Voidrun

PC

I was pretty much set Voidrun as a dare by the Buried Treasure Patreon peeps. Too scared to try it themselves, they turned to me, renowned hero and legendarily great arcade game player. Famous for my love of high-difficulty gaming and incredibly tough bossfights, who better for this task?

Well, goodness me, Voidrun is absolutely brilliant, and I am of course absolutely terrible at it.

This utterly beautiful pixel art arcade-em-up looks like it might be any other bullet hell schmup if you glance at the screenshots, but let me break that delusion in six words: you don’t have a fire button.

Instead your nippy ship drops “magic balls” (quotation mine), which if successfully placed in a connected circle around an enemy causes them to asplode. This scatters your “voidballs” (quotation theirs) farther afield, and you need to zip about scooping them back up again. That’s the process! Successfully surround moving, attacking enemies with a contiguous circle of balls, while all the other enemies are moving and attacking too, then hoover up the voidballs and extra Power drops while also not dying then too.

It’s really refreshing to play a bullet hell game which isn’t a twin-stick mechanic (much as I love such things), and while it certainly is enormously fiddly, it’s all balanced extraordinarily well. I completely suck at this, whether playing the classic, arcade or adventure modes – each of which change how you approach the levels – but it’s so well made that I thoroughly enjoy sucking at it. The latter mode is the most interesting to me, as it’s the most forgiving. You complete an area to unlock the next, and carry forward as many lives as you kept on the previous level – but failure doesn’t make you start the whole game over, and you can go back to replay earlier areas to see if you can take more lives with you this time.
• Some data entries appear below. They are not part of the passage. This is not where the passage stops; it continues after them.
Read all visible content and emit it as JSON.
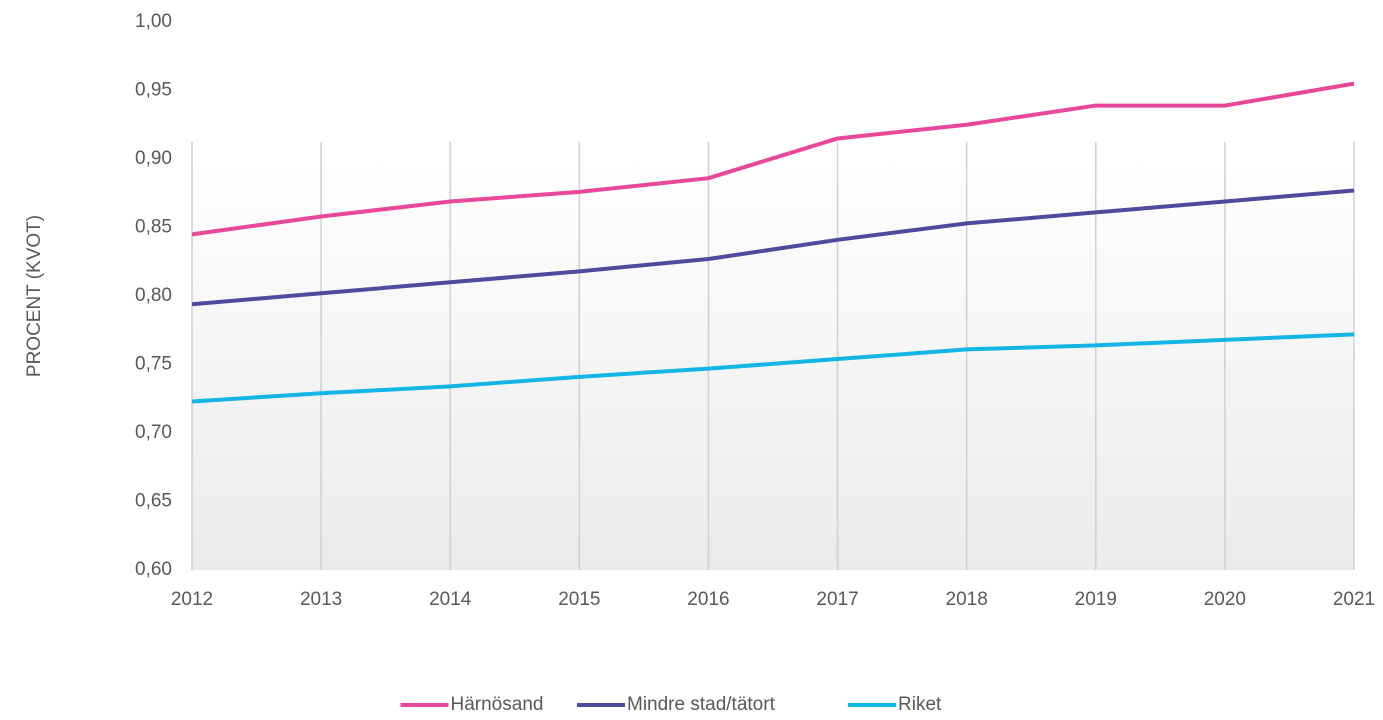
{
  "chart_data": {
    "type": "line",
    "y_label": "PROCENT (KVOT)",
    "x": [
      2012,
      2013,
      2014,
      2015,
      2016,
      2017,
      2018,
      2019,
      2020,
      2021
    ],
    "xlim": [
      2012,
      2021
    ],
    "xticks": [
      2012,
      2013,
      2014,
      2015,
      2016,
      2017,
      2018,
      2019,
      2020,
      2021
    ],
    "ylim": [
      0.6,
      1.0
    ],
    "yticks": [
      {
        "value": 0.6,
        "label": "0,60"
      },
      {
        "value": 0.65,
        "label": "0,65"
      },
      {
        "value": 0.7,
        "label": "0,70"
      },
      {
        "value": 0.75,
        "label": "0,75"
      },
      {
        "value": 0.8,
        "label": "0,80"
      },
      {
        "value": 0.85,
        "label": "0,85"
      },
      {
        "value": 0.9,
        "label": "0,90"
      },
      {
        "value": 0.95,
        "label": "0,95"
      },
      {
        "value": 1.0,
        "label": "1,00"
      }
    ],
    "grid": true,
    "legend": "bottom",
    "series": [
      {
        "name": "Härnösand",
        "color": "#e8489a",
        "values": [
          0.845,
          0.858,
          0.869,
          0.876,
          0.886,
          0.915,
          0.925,
          0.939,
          0.939,
          0.955
        ]
      },
      {
        "name": "Mindre stad/tätort",
        "color": "#4f4a9c",
        "values": [
          0.794,
          0.802,
          0.81,
          0.818,
          0.827,
          0.841,
          0.853,
          0.861,
          0.869,
          0.877
        ]
      },
      {
        "name": "Riket",
        "color": "#12b5e6",
        "values": [
          0.723,
          0.729,
          0.734,
          0.741,
          0.747,
          0.754,
          0.761,
          0.764,
          0.768,
          0.772
        ]
      }
    ]
  }
}
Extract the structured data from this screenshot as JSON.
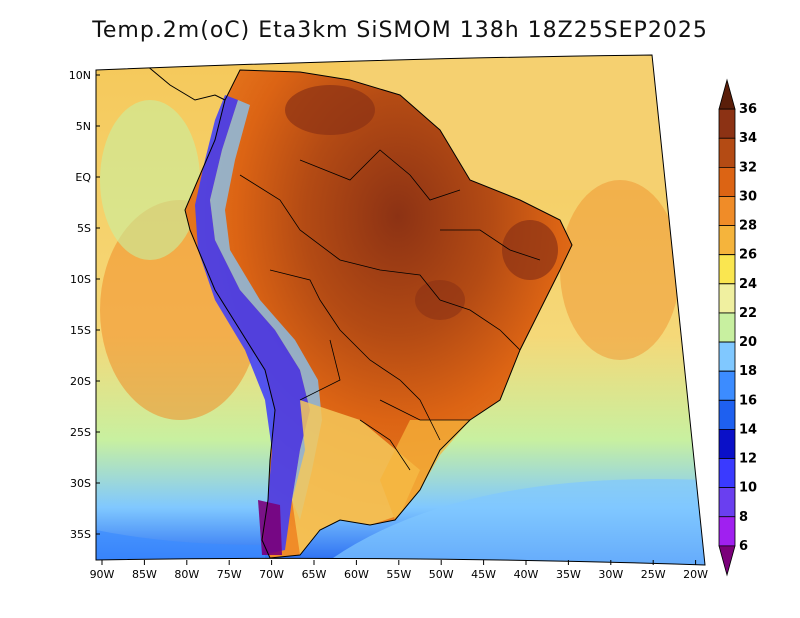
{
  "title": "Temp.2m(oC) Eta3km SiSMOM 138h 18Z25SEP2025",
  "map": {
    "variable": "2 m temperature",
    "units": "oC",
    "lat_ticks": [
      "10N",
      "5N",
      "EQ",
      "5S",
      "10S",
      "15S",
      "20S",
      "25S",
      "30S",
      "35S"
    ],
    "lon_ticks": [
      "90W",
      "85W",
      "80W",
      "75W",
      "70W",
      "65W",
      "60W",
      "55W",
      "50W",
      "45W",
      "40W",
      "35W",
      "30W",
      "25W",
      "20W"
    ],
    "lat_range": [
      -37.5,
      11.5
    ],
    "lon_range": [
      -91,
      -20
    ]
  },
  "colorbar": {
    "levels": [
      6,
      8,
      10,
      12,
      14,
      16,
      18,
      20,
      22,
      24,
      26,
      28,
      30,
      32,
      34,
      36
    ],
    "labels": [
      "6",
      "8",
      "10",
      "12",
      "14",
      "16",
      "18",
      "20",
      "22",
      "24",
      "26",
      "28",
      "30",
      "32",
      "34",
      "36"
    ],
    "colors": [
      "#7a007a",
      "#a020f0",
      "#6a3ff0",
      "#3a3aff",
      "#0a10c8",
      "#1e60f0",
      "#3c8cff",
      "#80c8ff",
      "#c8f0a0",
      "#f0f0a0",
      "#fae650",
      "#f5b43c",
      "#f08c28",
      "#dc6414",
      "#b44b14",
      "#8c3214",
      "#5a1e0a"
    ]
  },
  "colors": {
    "ocean_default": "#f5c85a",
    "land_hot": "#c0601e",
    "boundary": "#000000"
  }
}
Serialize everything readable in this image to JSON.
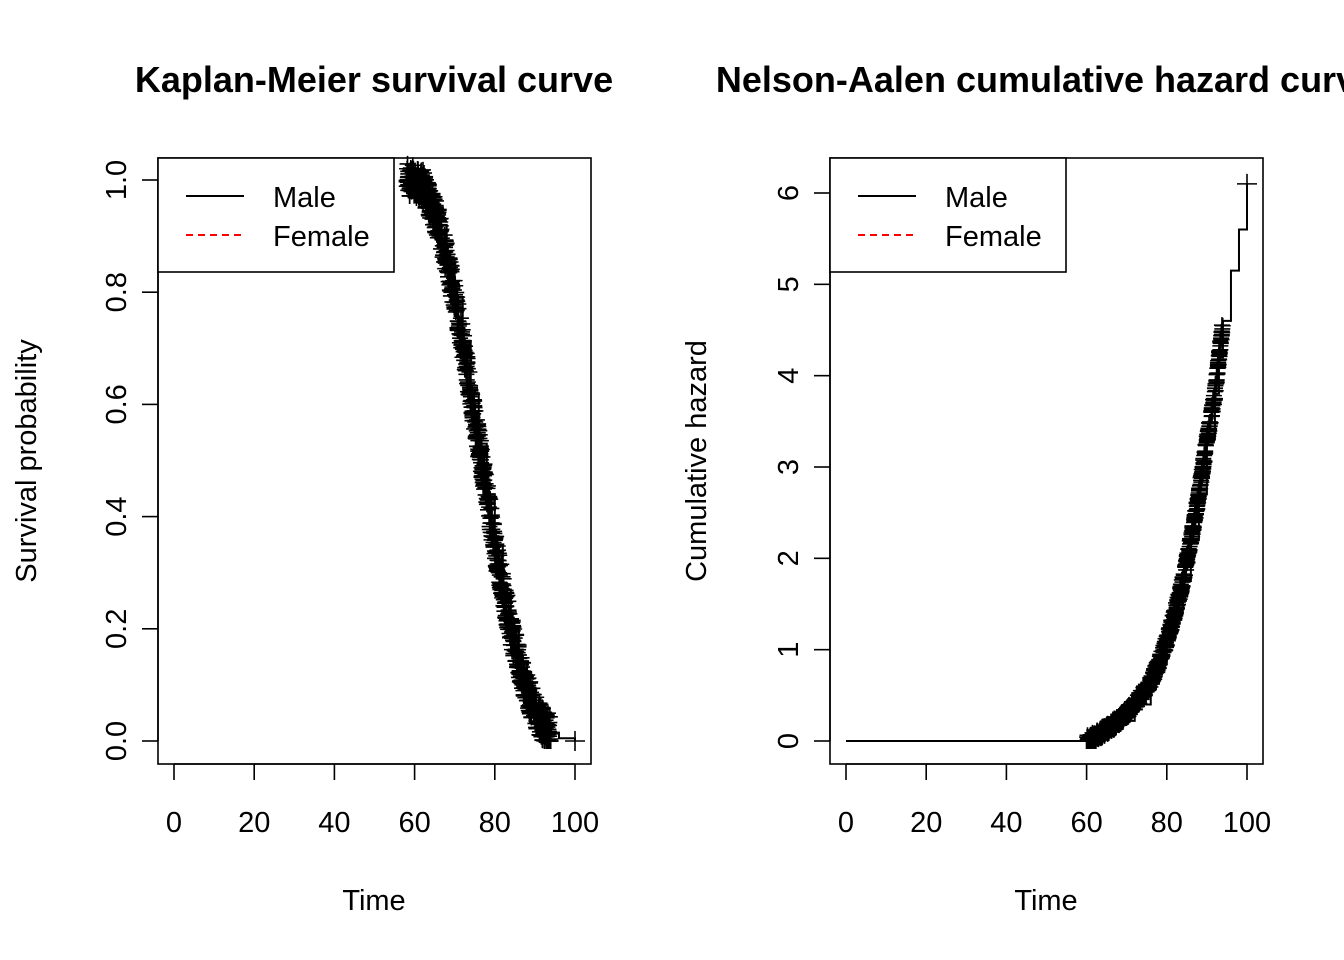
{
  "chart_data": [
    {
      "type": "line",
      "title": "Kaplan-Meier survival curve",
      "xlabel": "Time",
      "ylabel": "Survival probability",
      "xlim": [
        0,
        100
      ],
      "ylim": [
        0,
        1
      ],
      "x_ticks": [
        "0",
        "20",
        "40",
        "60",
        "80",
        "100"
      ],
      "y_ticks": [
        "0.0",
        "0.2",
        "0.4",
        "0.6",
        "0.8",
        "1.0"
      ],
      "legend": {
        "placement": "top-left",
        "entries": [
          "Male",
          "Female"
        ]
      },
      "series": [
        {
          "name": "Male",
          "color": "#000000",
          "style": "solid",
          "x": [
            60,
            62,
            64,
            66,
            68,
            70,
            72,
            74,
            76,
            78,
            80,
            82,
            84,
            86,
            88,
            90,
            92,
            94,
            96,
            100
          ],
          "values": [
            1.0,
            0.99,
            0.96,
            0.92,
            0.86,
            0.79,
            0.71,
            0.62,
            0.53,
            0.44,
            0.35,
            0.27,
            0.2,
            0.14,
            0.09,
            0.055,
            0.03,
            0.015,
            0.005,
            0.0
          ]
        },
        {
          "name": "Female",
          "color": "#ff0000",
          "style": "dashed",
          "x": [],
          "values": []
        }
      ],
      "censor_marks": true,
      "grid": false
    },
    {
      "type": "line",
      "title": "Nelson-Aalen cumulative hazard curve",
      "xlabel": "Time",
      "ylabel": "Cumulative hazard",
      "xlim": [
        0,
        100
      ],
      "ylim": [
        0,
        6.1
      ],
      "x_ticks": [
        "0",
        "20",
        "40",
        "60",
        "80",
        "100"
      ],
      "y_ticks": [
        "0",
        "1",
        "2",
        "3",
        "4",
        "5",
        "6"
      ],
      "legend": {
        "placement": "top-left",
        "entries": [
          "Male",
          "Female"
        ]
      },
      "series": [
        {
          "name": "Male",
          "color": "#000000",
          "style": "solid",
          "x": [
            0,
            57,
            60,
            64,
            68,
            72,
            76,
            78,
            80,
            82,
            84,
            86,
            88,
            90,
            92,
            93,
            94,
            96,
            98,
            100
          ],
          "values": [
            0,
            0,
            0.0,
            0.1,
            0.22,
            0.4,
            0.65,
            0.85,
            1.1,
            1.4,
            1.75,
            2.2,
            2.7,
            3.3,
            3.8,
            4.2,
            4.6,
            5.15,
            5.6,
            6.1
          ]
        },
        {
          "name": "Female",
          "color": "#ff0000",
          "style": "dashed",
          "x": [],
          "values": []
        }
      ],
      "censor_marks": true,
      "grid": false
    }
  ]
}
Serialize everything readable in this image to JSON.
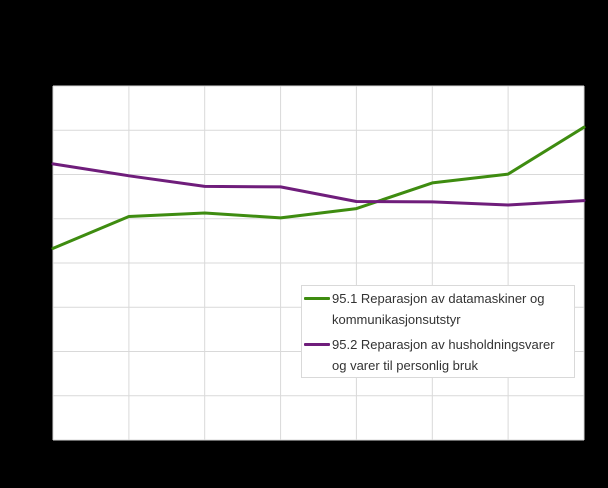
{
  "colors": {
    "page_background": "#000000",
    "plot_background": "#ffffff",
    "gridline": "#d9d9d9",
    "legend_background": "#ffffff",
    "legend_border": "#d9d9d9",
    "legend_text": "#333333"
  },
  "chart_data": {
    "type": "line",
    "x": [
      1,
      2,
      3,
      4,
      5,
      6,
      7,
      8
    ],
    "xlim": [
      1,
      8
    ],
    "ylim": [
      0,
      8
    ],
    "grid": true,
    "axis_tick_labels_visible": false,
    "legend_position": "inside-bottom-right",
    "y_value_units": "gridline steps above bottom axis (axis tick labels are not legible in the image)",
    "series": [
      {
        "name": "95.1 Reparasjon av datamaskiner og kommunikasjonsutstyr",
        "color": "#3e8c10",
        "values": [
          4.33,
          5.05,
          5.13,
          5.02,
          5.23,
          5.81,
          6.01,
          7.07
        ]
      },
      {
        "name": "95.2 Reparasjon av husholdningsvarer og varer til personlig bruk",
        "color": "#6f1d7b",
        "values": [
          6.24,
          5.97,
          5.73,
          5.72,
          5.39,
          5.38,
          5.31,
          5.41
        ]
      }
    ]
  }
}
Yes, this certainly does bear something of a resemblance to Namco’s 1983 coin-op classic Libble Rabble by Pac-Man creator Toru Iwatani, which I of course thought of straight away when I looked at it and didn’t get told it by my friend Stu at all. I’ve definitely heard of Libble Rabble before today and certainly never thought it sounded like some nonsense he was making up. But at the same time, it’s completely different, and has nothing in common with Qix, and I only brought it up to successfully look very convincingly knowledgeable and clever.

The only thing I don’t like about Voidrun is, in Classic and Adventure mode, when you destroy enough enemies to move to the next stage, it doesn’t let you collect all the drops the final baddy left behind. It matters none, because it deliberately starts you off with a set number of magic balls on each level, but it’s enormously frustrating to see all those Power capsules released only to have the controls yoinked away before you can rewardingly pick them up.

Beyond that, everything is just spot on. The music’s amazing, the art is – as you can see – a delight, and most crucially, the controls feel precisely perfect. The levels have an Asteroids sort of 360 degree wraparound effect, meaning you’re always around the center, but anything going off one side will appear on the other (imagine a tiny globe, but presented as a flat 2D space). There’s a huge variety of enemy types, each frustrating your attempts to surround them in their own ways, and sure, I’ll never beat the first Adventure boss if I live to be a thousand, but shut up, I’m enjoying myself. (I HAVE COME SO CLOSE THOUGH.)

I love this. It’s just so splendid, and I’m absolutely bloody determined to keep getting better at it. It’s a slow process for me, but I’m definitely improving! And in the game.